HPU has a long history
of running programs aimed at active-duty service
members, National Guard members, reservists and veterans. It is also a “satellite school” for University of Hawaii’s ROTC programs, with some cadets and midshipmen receiving their military training and education at UH to receive their officer’s commission while opting to pursue their degrees at HPU.
The university offers master’s programs in diplomacy and military studies, diplomacy and global security,
cybersecurity and data science, and counts seasoned military veterans and other retired national security officials among its faculty.
“Any claim that HPU’s programs ‘diminish critical thinking’ or have ‘significant adversary involvement’ … is specious at best,” Case wrote
Some military and intelligence officials have raised concerns about American universities offering high-tech training to students aligned with hostile governments and empowering them to take those skills back home with them.
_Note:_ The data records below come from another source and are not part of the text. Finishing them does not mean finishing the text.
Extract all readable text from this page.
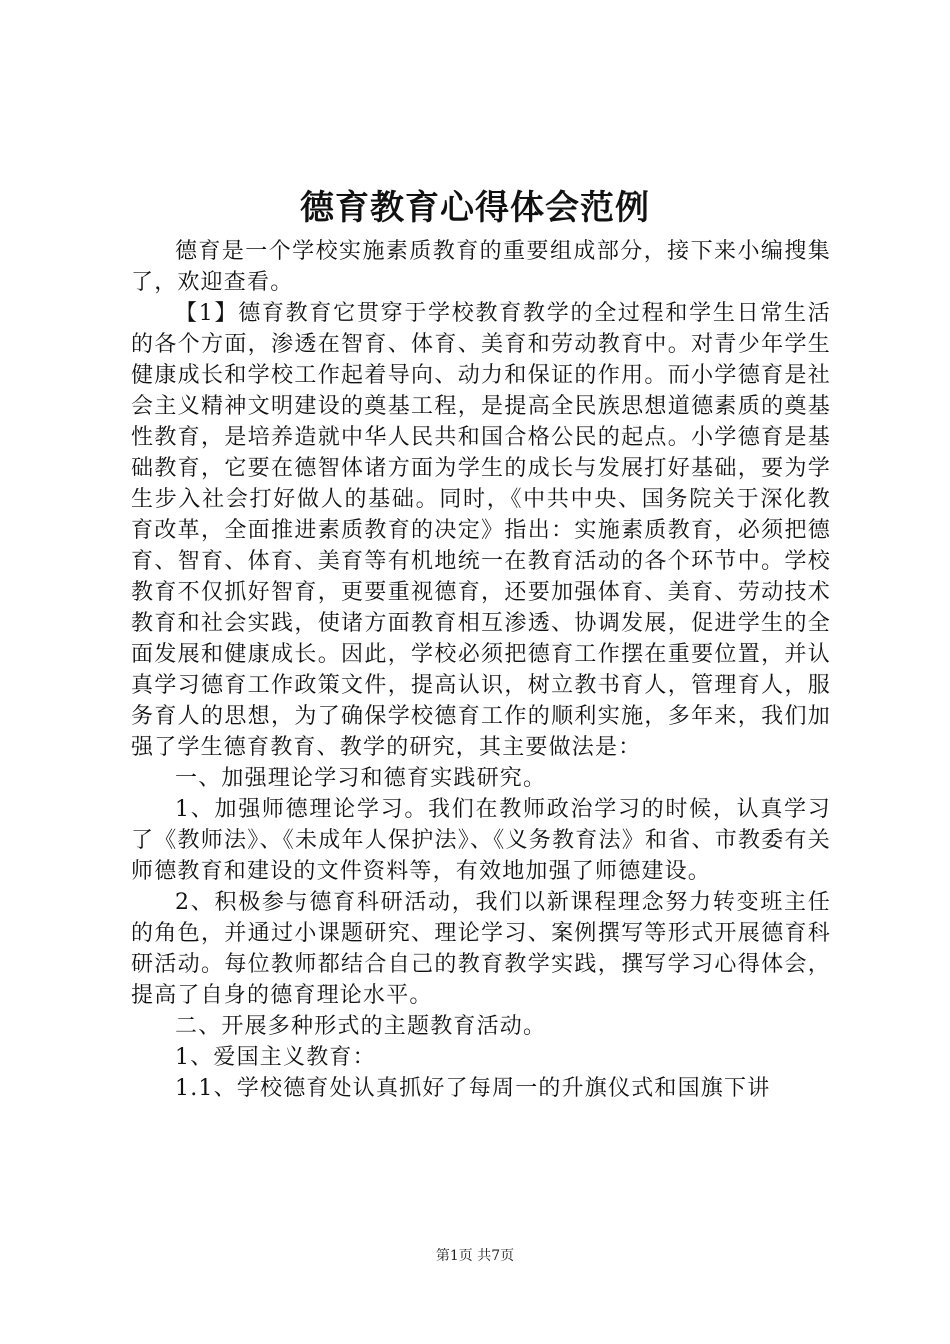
德育教育心得体会范例

德育是一个学校实施素质教育的重要组成部分，接下来小编搜集了，欢迎查看。

【1】德育教育它贯穿于学校教育教学的全过程和学生日常生活的各个方面，渗透在智育、体育、美育和劳动教育中。对青少年学生健康成长和学校工作起着导向、动力和保证的作用。而小学德育是社会主义精神文明建设的奠基工程，是提高全民族思想道德素质的奠基性教育，是培养造就中华人民共和国合格公民的起点。小学德育是基础教育，它要在德智体诸方面为学生的成长与发展打好基础，要为学生步入社会打好做人的基础。同时，《中共中央、国务院关于深化教育改革，全面推进素质教育的决定》指出：实施素质教育，必须把德育、智育、体育、美育等有机地统一在教育活动的各个环节中。学校教育不仅抓好智育，更要重视德育，还要加强体育、美育、劳动技术教育和社会实践，使诸方面教育相互渗透、协调发展，促进学生的全面发展和健康成长。因此，学校必须把德育工作摆在重要位置，并认真学习德育工作政策文件，提高认识，树立教书育人，管理育人，服务育人的思想，为了确保学校德育工作的顺利实施，多年来，我们加强了学生德育教育、教学的研究，其主要做法是：

一、加强理论学习和德育实践研究。

1、加强师德理论学习。我们在教师政治学习的时候，认真学习了《教师法》、《未成年人保护法》、《义务教育法》和省、市教委有关师德教育和建设的文件资料等，有效地加强了师德建设。

2、积极参与德育科研活动，我们以新课程理念努力转变班主任的角色，并通过小课题研究、理论学习、案例撰写等形式开展德育科研活动。每位教师都结合自己的教育教学实践，撰写学习心得体会，提高了自身的德育理论水平。

二、开展多种形式的主题教育活动。

1、爱国主义教育：

1.1、学校德育处认真抓好了每周一的升旗仪式和国旗下讲

第1页 共7页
Among HPU’s program offerings is a Master of Science in artificial intelligence program translated into Mandarin that HPU’s website describes as “a comprehensive program designed to equip students in China with cutting-edge technologies and advanced data
analytical methods based on
AI/machine learning.”
Sending active duty
service members to graduate school has been seen as a critical recruiting and retention tool for the military, which routinely exchanges additional mandatory years in uniform to top performers in return for tuition assistance to top schools.
In addition to recruiting and retention, the benefit is also considered a way for U.S. military leaders to broaden their perspectives while also helping bridge the “civilian-military divide” at a time when less than 1% of Americans serve and many have little direct experience with the military.
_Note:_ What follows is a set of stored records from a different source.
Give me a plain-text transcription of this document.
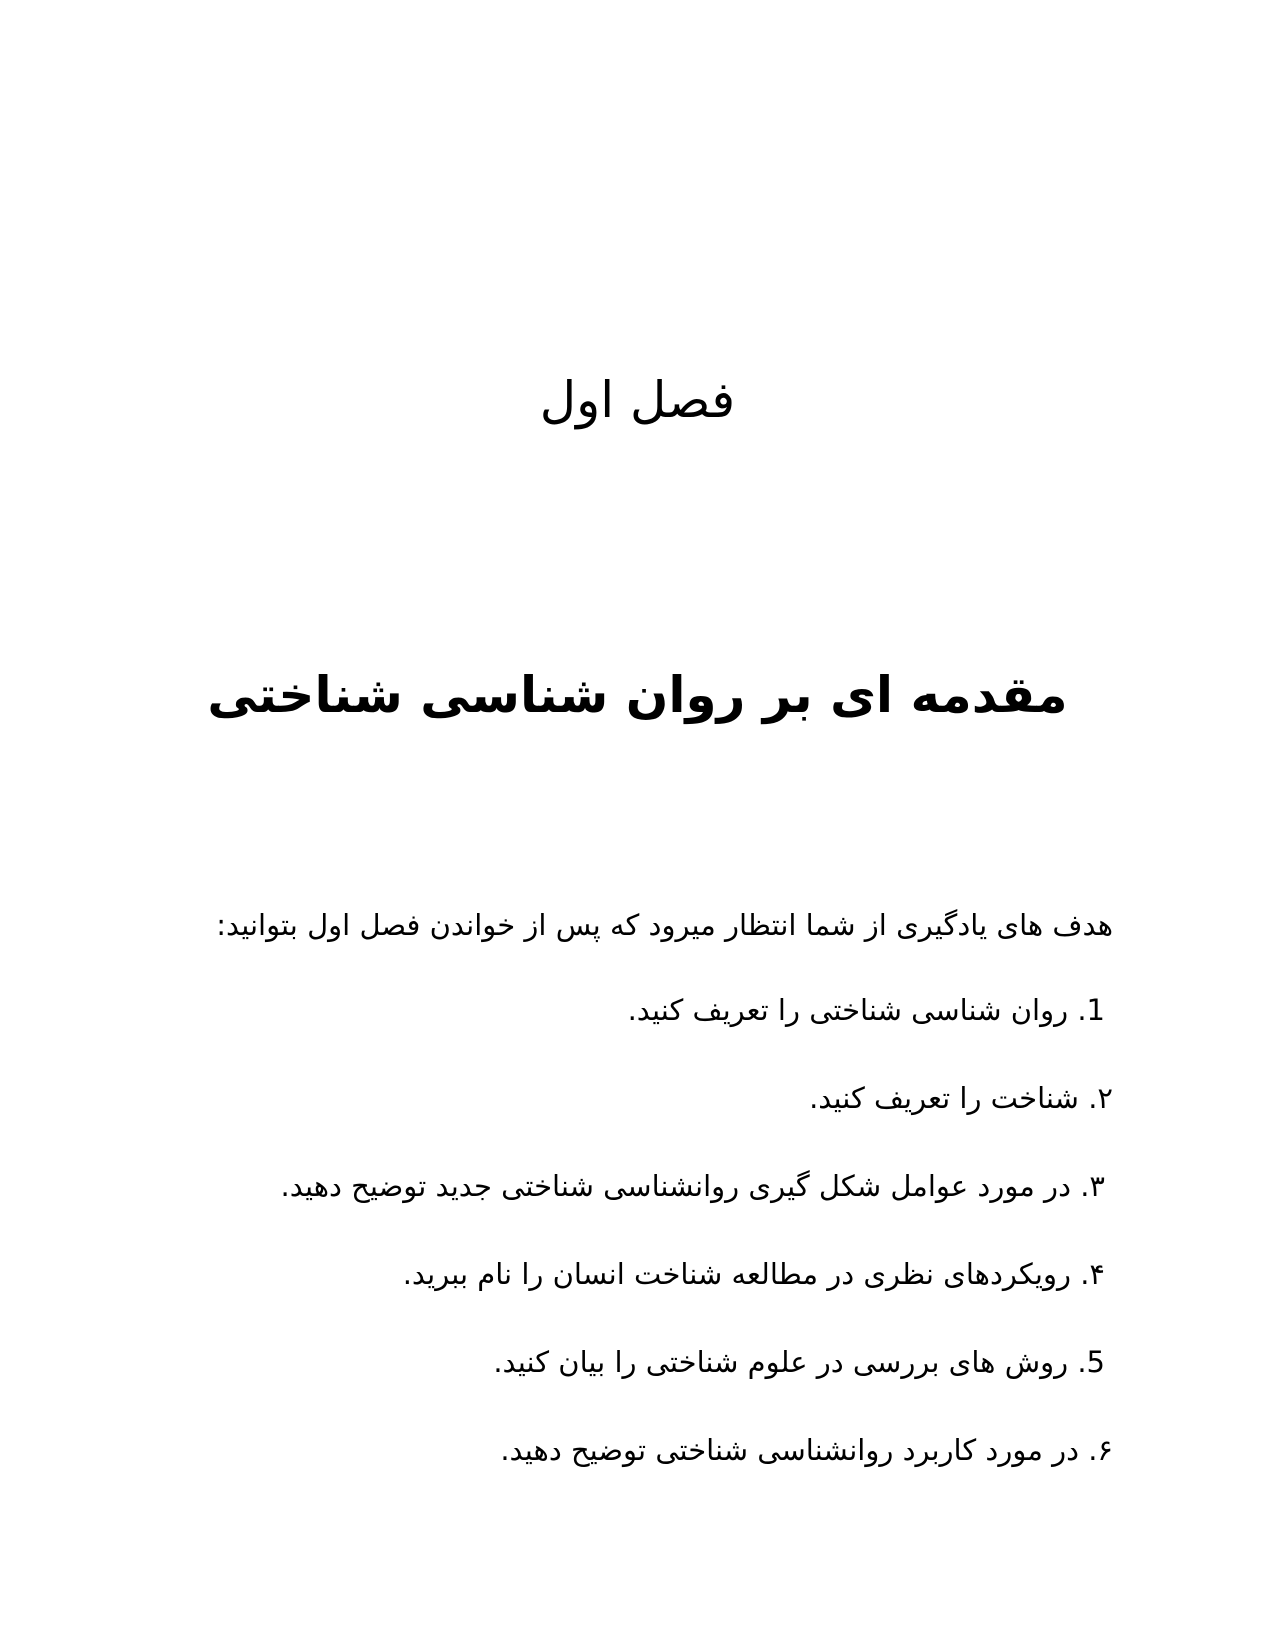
فصل اول
مقدمه ای بر روان شناسی شناختی

هدف های یادگیری از شما انتظار میرود که پس از خواندن فصل اول بتوانید:

1. روان شناسی شناختی را تعریف کنید.
۲. شناخت را تعریف کنید.
۳. در مورد عوامل شکل گیری روانشناسی شناختی جدید توضیح دهید.
۴. رویکردهای نظری در مطالعه شناخت انسان را نام ببرید.
5. روش های بررسی در علوم شناختی را بیان کنید.
۶. در مورد کاربرد روانشناسی شناختی توضیح دهید.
“Removing HPU (or any other Hawai‘i institution of higher learning) from the list of universities eligible for
military funding will harm Hawai‘i military-civilian
relationships at a key juncture where enhanced, not diminished, partnerships are critical to renewing our military’s expiring military training and other land leases and to continuing to repair the harm caused by the Red Hill fuel spill,” Case wrote. “Hawai‘i residents support HPU and will not believe any claim that HPU is pursuing actions that run counter to the core values of the military. They (and I) will therefore conclude that the Army’s actions are arbitrary and without any justification, undermining efforts to convince the public that the military can be trusted as an honest and committed partner in Hawaii’s present and future.”
Hegseth has been vocal about his desire to reshape the culture of the military, aggressively working to purge programs and ideas he regards as “woke,” such as promoting diversity and what he calls “climate change worship.”
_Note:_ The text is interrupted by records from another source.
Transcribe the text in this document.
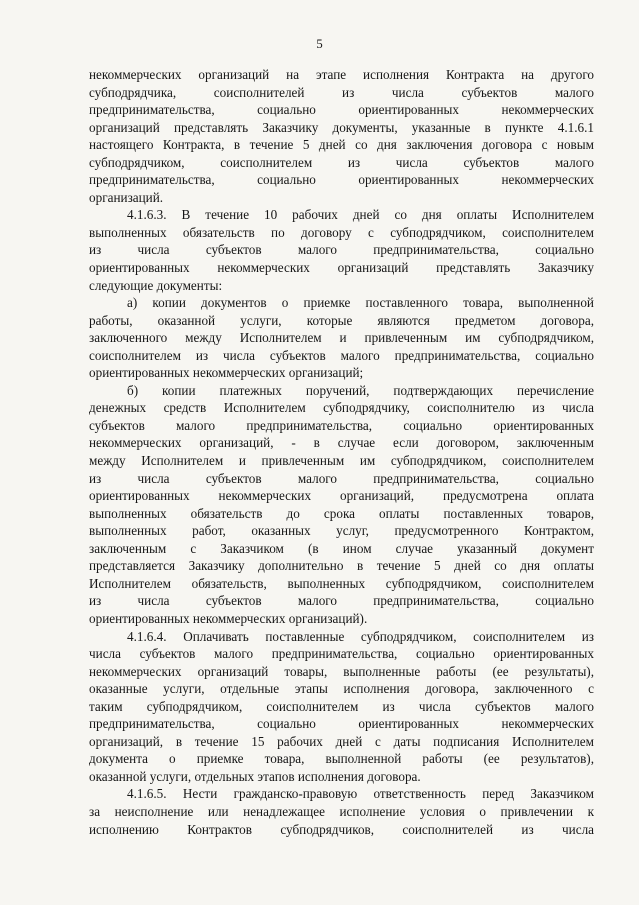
5

некоммерческих организаций на этапе исполнения Контракта на другого
субподрядчика, соисполнителей из числа субъектов малого
предпринимательства, социально ориентированных некоммерческих
организаций представлять Заказчику документы, указанные в пункте 4.1.6.1
настоящего Контракта, в течение 5 дней со дня заключения договора с новым
субподрядчиком, соисполнителем из числа субъектов малого
предпринимательства, социально ориентированных некоммерческих
организаций.

4.1.6.3. В течение 10 рабочих дней со дня оплаты Исполнителем
выполненных обязательств по договору с субподрядчиком, соисполнителем
из числа субъектов малого предпринимательства, социально
ориентированных некоммерческих организаций представлять Заказчику
следующие документы:

а) копии документов о приемке поставленного товара, выполненной
работы, оказанной услуги, которые являются предметом договора,
заключенного между Исполнителем и привлеченным им субподрядчиком,
соисполнителем из числа субъектов малого предпринимательства, социально
ориентированных некоммерческих организаций;

б) копии платежных поручений, подтверждающих перечисление
денежных средств Исполнителем субподрядчику, соисполнителю из числа
субъектов малого предпринимательства, социально ориентированных
некоммерческих организаций, - в случае если договором, заключенным
между Исполнителем и привлеченным им субподрядчиком, соисполнителем
из числа субъектов малого предпринимательства, социально
ориентированных некоммерческих организаций, предусмотрена оплата
выполненных обязательств до срока оплаты поставленных товаров,
выполненных работ, оказанных услуг, предусмотренного Контрактом,
заключенным с Заказчиком (в ином случае указанный документ
представляется Заказчику дополнительно в течение 5 дней со дня оплаты
Исполнителем обязательств, выполненных субподрядчиком, соисполнителем
из числа субъектов малого предпринимательства, социально
ориентированных некоммерческих организаций).

4.1.6.4. Оплачивать поставленные субподрядчиком, соисполнителем из
числа субъектов малого предпринимательства, социально ориентированных
некоммерческих организаций товары, выполненные работы (ее результаты),
оказанные услуги, отдельные этапы исполнения договора, заключенного с
таким субподрядчиком, соисполнителем из числа субъектов малого
предпринимательства, социально ориентированных некоммерческих
организаций, в течение 15 рабочих дней с даты подписания Исполнителем
документа о приемке товара, выполненной работы (ее результатов),
оказанной услуги, отдельных этапов исполнения договора.

4.1.6.5. Нести гражданско-правовую ответственность перед Заказчиком
за неисполнение или ненадлежащее исполнение условия о привлечении к
исполнению Контрактов субподрядчиков, соисполнителей из числа
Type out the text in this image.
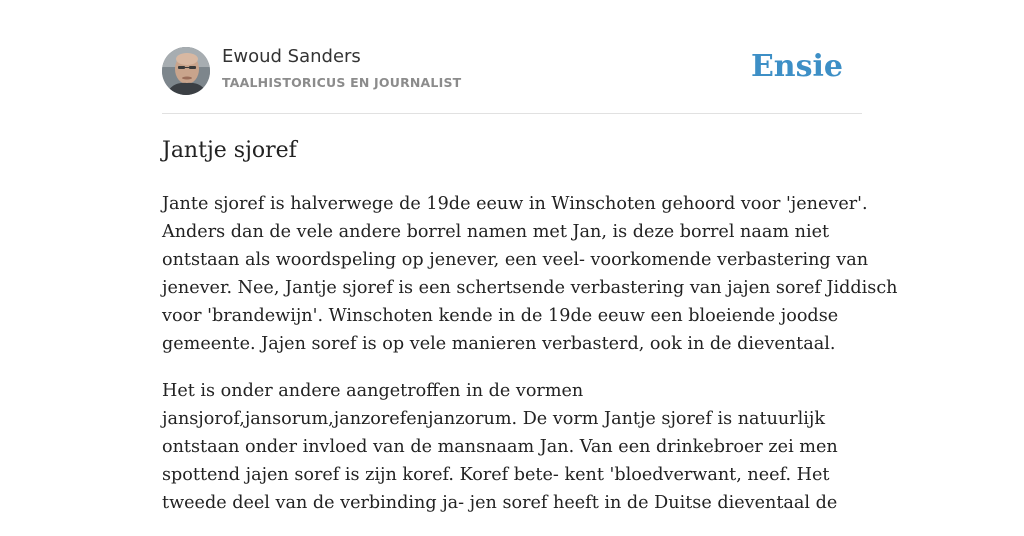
Ewoud Sanders
TAALHISTORICUS EN JOURNALIST	Ensie
Jantje sjoref

Jante sjoref is halverwege de 19de eeuw in Winschoten gehoord voor 'jenever'.
Anders dan de vele andere borrel namen met Jan, is deze borrel naam niet
ontstaan als woordspeling op jenever, een veel- voorkomende verbastering van
jenever. Nee, Jantje sjoref is een schertsende verbastering van jajen soref Jiddisch
voor 'brandewijn'. Winschoten kende in de 19de eeuw een bloeiende joodse
gemeente. Jajen soref is op vele manieren verbasterd, ook in de dieventaal.

Het is onder andere aangetroffen in de vormen
jansjorof,jansorum,janzorefenjanzorum. De vorm Jantje sjoref is natuurlijk
ontstaan onder invloed van de mansnaam Jan. Van een drinkebroer zei men
spottend jajen soref is zijn koref. Koref bete- kent 'bloedverwant, neef. Het
tweede deel van de verbinding ja- jen soref heeft in de Duitse dieventaal de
Last year, he ordered all the military academies to identify and remove books from their libraries that contain “divisive concepts” that he says are now “incompatible with the department’s core mission.”
Several key political appointees in President Donald Trump’s national security team hold degrees from the universities Hegseth seeks to cut ties with. Hegseth himself attended and received degrees from both Princeton and Harvard.
Tulsi Gabbard, Trump’s Director of National Intelligence, attended HPU while serving in the Hawaii Army National Guard and in 2009 graduated with a Bachelor of Science degree in business administration with a concentration in international business. Gabbard was honored as the university’s 2018 Paul T. C. Loo Distinguished Alumni.